Nella pagina evangelica, inoltre, ascoltiamo il mandato missionario dato agli apostoli e a tutti i discepoli: «Andate in tutto il mondo e proclamate il Vangelo a ogni creatura». Siamo invitati a portare a tutti l’annuncio della salvezza, il Vangelo della Vita che vince la morte. Dall’accoglienza o meno di esso dipende la salvezza, il fare esperienza della Vita o il rimanere nella morte.
«Questi saranno i segni che accompagneranno quelli che credono …». I segni elencati dal Maestro per accreditare i testimoni hanno a che fare con la Vita: scacciare i demoni, lo spirito impuro che, trascinandoci nella sfera della morte, toglie gioia alla vita; parlare la lingua nuova dell’amore che permette di capire il fratello; essere immuni ai veleni e ai serpenti, avere cioè sconfitto la morte tanto che questa non ha più potere (mi viene in mente la testimonianza dei martiri che, avendo in loro la Vita, non si preoccupano di chi li minaccia di morte); guarire i malati, condividere cioè il dono della Vita. Tutti segni della Vita presente in coloro che credono, accolgono Gesù come loro Signore e vivono l’attesa del Regno dei Cieli.
« … con ogni umiltà, dolcezza e magnanimità, sopportandovi a vicenda nell’amore» Per vivere bene quest’attesa ed essere testimoni del Regno, è ancora la lettera agli Efesini a darci alcune indicazioni su come rapportarci ai fratelli e al mondo. Umiltà, dolcezza e magnanimità sono frutti dello Spirito che siamo invitati ad accogliere in noi perché i fratelli possano gioirne. S. Paolo ci invita, inoltre, alla sopportazione vicendevole, quello che altrove esprime con «portate i pesi gli uni degli altri» (Gal 6,2). Una sopportazione animata dall’amore disposto a portare il peso dell’altro, ma anche il peso che è l’altro. Vivere così ci porterà a custodire “l’unità dello spirito”, cioè quell’amore vicendevole che è il comandamento del Signore (Cfr. Gv 15).
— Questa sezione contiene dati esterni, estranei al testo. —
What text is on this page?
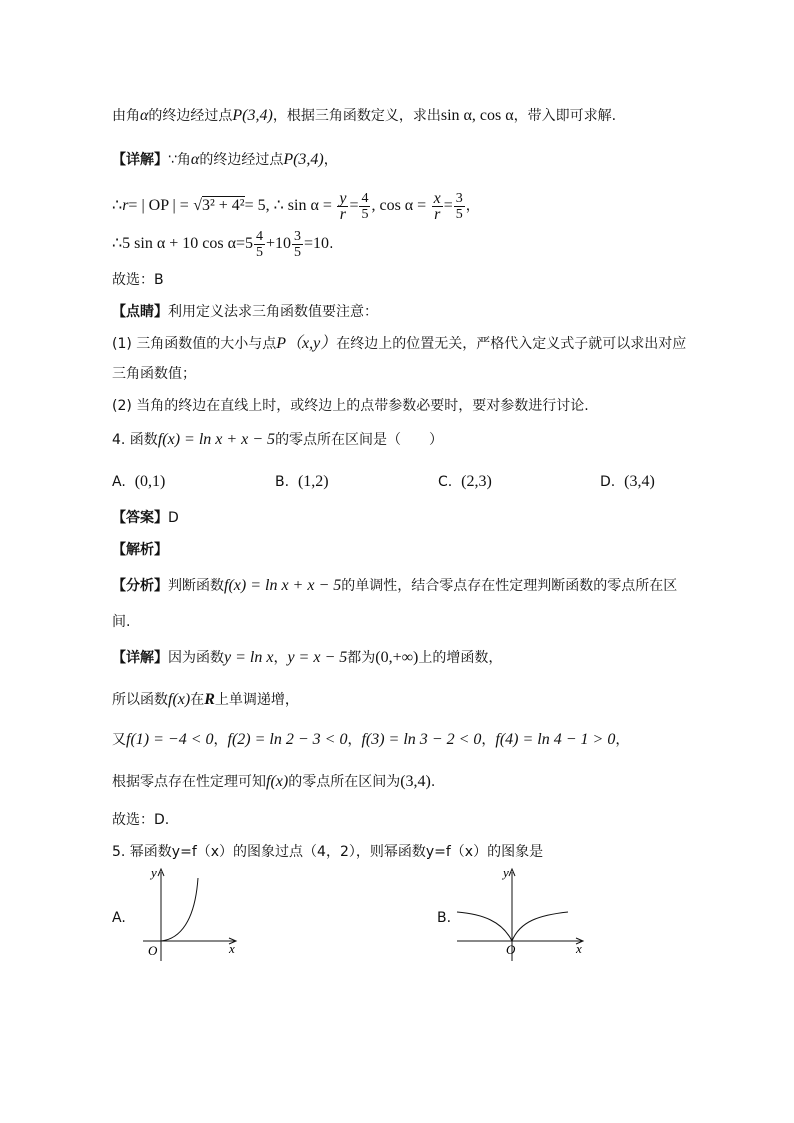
由角α的终边经过点P(3,4)，根据三角函数定义，求出sin α, cos α，带入即可求解.
【详解】∵角α的终边经过点P(3,4)，
∴r= | OP | = √3² + 4²= 5, ∴ $\sin \alpha = \frac{y}{r} = \frac{4}{5}$ , $\cos \alpha = \frac{x}{r} = \frac{3}{5}$ ，
∴5 sin α + 10 $\cos \alpha=5 \frac{4}{5} +10 \frac{3}{5} =10$.
故选：B
【点睛】利用定义法求三角函数值要注意：
(1) 三角函数值的大小与点P（x,y）在终边上的位置无关，严格代入定义式子就可以求出对应
三角函数值；
(2) 当角的终边在直线上时，或终边上的点带参数必要时，要对参数进行讨论.
4. 函数f(x) = ln x + x − 5的零点所在区间是（　　）
A. (0,1)	B. (1,2)	C. (2,3)	D. (3,4)
【答案】D
【解析】
【分析】判断函数f(x) = ln x + x − 5的单调性，结合零点存在性定理判断函数的零点所在区
间.
【详解】因为函数y = ln x，y = x − 5都为(0,+∞)上的增函数，
所以函数f(x)在R上单调递增，
又f(1) = −4 < 0，f(2) = ln 2 − 3 < 0，f(3) = ln 3 − 2 < 0，f(4) = ln 4 − 1 > 0，
根据零点存在性定理可知f(x)的零点所在区间为(3,4).
故选：D.
5. 幂函数y=f（x）的图象过点（4，2），则幂函数y=f（x）的图象是
A.
y
x
O
B.
y
x
O
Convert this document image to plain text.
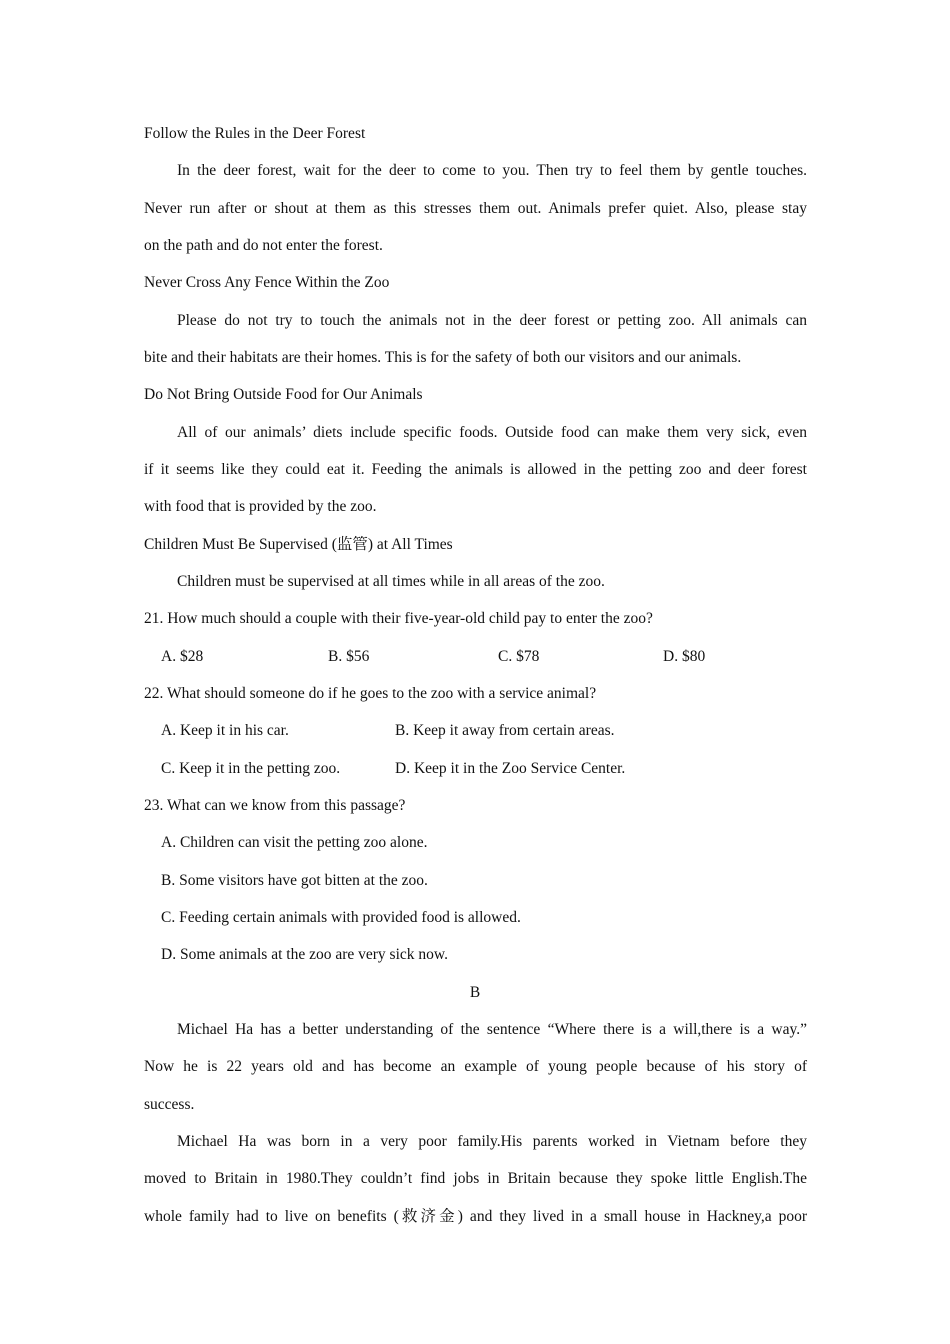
Follow the Rules in the Deer Forest
In the deer forest, wait for the deer to come to you. Then try to feel them by gentle touches.
Never run after or shout at them as this stresses them out. Animals prefer quiet. Also, please stay
on the path and do not enter the forest.
Never Cross Any Fence Within the Zoo
Please do not try to touch the animals not in the deer forest or petting zoo. All animals can
bite and their habitats are their homes. This is for the safety of both our visitors and our animals.
Do Not Bring Outside Food for Our Animals
All of our animals’ diets include specific foods. Outside food can make them very sick, even
if it seems like they could eat it. Feeding the animals is allowed in the petting zoo and deer forest
with food that is provided by the zoo.
Children Must Be Supervised (监管) at All Times
Children must be supervised at all times while in all areas of the zoo.
21. How much should a couple with their five-year-old child pay to enter the zoo?
A. $28	B. $56	C. $78	D. $80
22. What should someone do if he goes to the zoo with a service animal?
A. Keep it in his car.	B. Keep it away from certain areas.
C. Keep it in the petting zoo.	D. Keep it in the Zoo Service Center.
23. What can we know from this passage?
A. Children can visit the petting zoo alone.
B. Some visitors have got bitten at the zoo.
C. Feeding certain animals with provided food is allowed.
D. Some animals at the zoo are very sick now.
B
Michael Ha has a better understanding of the sentence “Where there is a will,there is a way.”
Now he is 22 years old and has become an example of young people because of his story of
success.
Michael Ha was born in a very poor family.His parents worked in Vietnam before they
moved to Britain in 1980.They couldn’t find jobs in Britain because they spoke little English.The
whole family had to live on benefits (救济金) and they lived in a small house in Hackney,a poor
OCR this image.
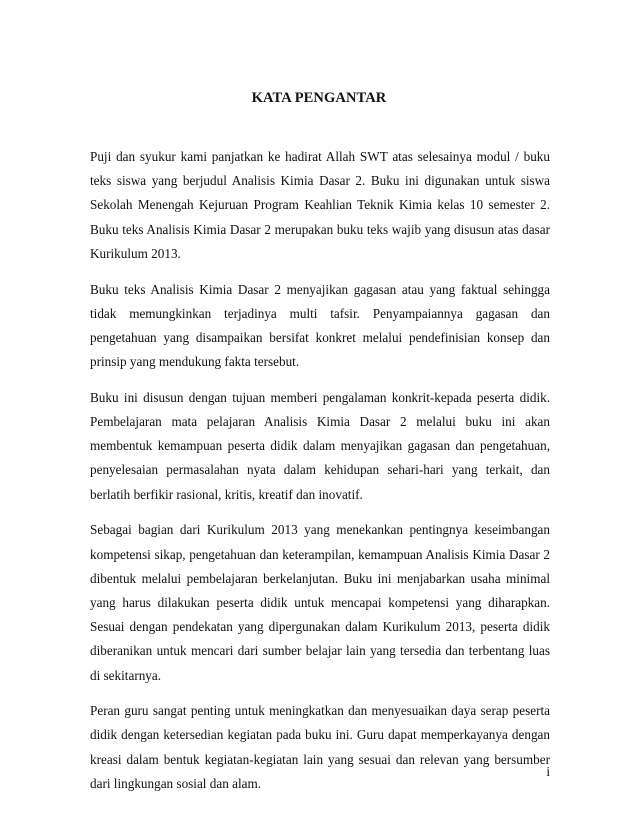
KATA PENGANTAR

Puji dan syukur kami panjatkan ke hadirat Allah SWT atas selesainya modul / buku teks siswa yang berjudul Analisis Kimia Dasar 2. Buku ini digunakan untuk siswa Sekolah Menengah Kejuruan Program Keahlian Teknik Kimia kelas 10 semester 2. Buku teks Analisis Kimia Dasar 2 merupakan buku teks wajib yang disusun atas dasar Kurikulum 2013.

Buku teks Analisis Kimia Dasar 2 menyajikan gagasan atau yang faktual sehingga tidak memungkinkan terjadinya multi tafsir. Penyampaiannya gagasan dan pengetahuan yang disampaikan bersifat konkret melalui pendefinisian konsep dan prinsip yang mendukung fakta tersebut.

Buku ini disusun dengan tujuan memberi pengalaman konkrit-kepada peserta didik. Pembelajaran mata pelajaran Analisis Kimia Dasar 2 melalui buku ini akan membentuk kemampuan peserta didik dalam menyajikan gagasan dan pengetahuan, penyelesaian permasalahan nyata dalam kehidupan sehari-hari yang terkait, dan berlatih berfikir rasional, kritis, kreatif dan inovatif.

Sebagai bagian dari Kurikulum 2013 yang menekankan pentingnya keseimbangan kompetensi sikap, pengetahuan dan keterampilan, kemampuan Analisis Kimia Dasar 2 dibentuk melalui pembelajaran berkelanjutan. Buku ini menjabarkan usaha minimal yang harus dilakukan peserta didik untuk mencapai kompetensi yang diharapkan. Sesuai dengan pendekatan yang dipergunakan dalam Kurikulum 2013, peserta didik diberanikan untuk mencari dari sumber belajar lain yang tersedia dan terbentang luas di sekitarnya.

Peran guru sangat penting untuk meningkatkan dan menyesuaikan daya serap peserta didik dengan ketersedian kegiatan pada buku ini. Guru dapat memperkayanya dengan kreasi dalam bentuk kegiatan-kegiatan lain yang sesuai dan relevan yang bersumber dari lingkungan sosial dan alam.

i
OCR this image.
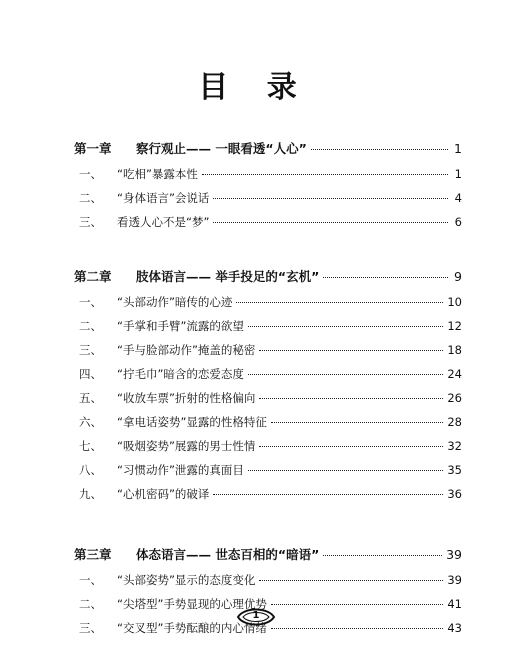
目 录
第一章	察行观止—— 一眼看透“人心”	1
一、	“吃相”暴露本性	1
二、	“身体语言”会说话	4
三、	看透人心不是“梦”	6
第二章	肢体语言—— 举手投足的“玄机”	9
一、	“头部动作”暗传的心迹	10
二、	“手掌和手臂”流露的欲望	12
三、	“手与脸部动作”掩盖的秘密	18
四、	“拧毛巾”暗含的恋爱态度	24
五、	“收放车票”折射的性格偏向	26
六、	“拿电话姿势”显露的性格特征	28
七、	“吸烟姿势”展露的男士性情	32
八、	“习惯动作”泄露的真面目	35
九、	“心机密码”的破译	36
第三章	体态语言—— 世态百相的“暗语”	39
一、	“头部姿势”显示的态度变化	39
二、	“尖塔型”手势显现的心理优势	41
三、	“交叉型”手势酝酿的内心情绪	43
1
«Riceverete la forza dallo Spirito Santo» Il Signore conosce la nostra debolezza, sa che senza di Lui non possiamo far nulla (Cfr. Gv 15), per questo manda su noi la potenza dello Spirito Santo, che ci raggiunge principalmente attraverso i Sacramenti. A noi la responsabilità di non contristare lo Spirito (Cfr. Ef 4,30), ma di accoglierlo e farlo fruttificare lasciandoci guidare da Lui. Solo così la nostra predicazione sarà credibile, solo così potremo essere testimoni del Signore e affrontare la “buona battaglia” della vita con le sue le difficoltà, da cui nessuno è esonerato, mantenendo la Speranza e senza cedere allo sconforto. Solo così vivremo in maniera degna della nostra vocazione e un giorno saremo accolti da Gesù nella dimora che da sempre ha preparato per noi.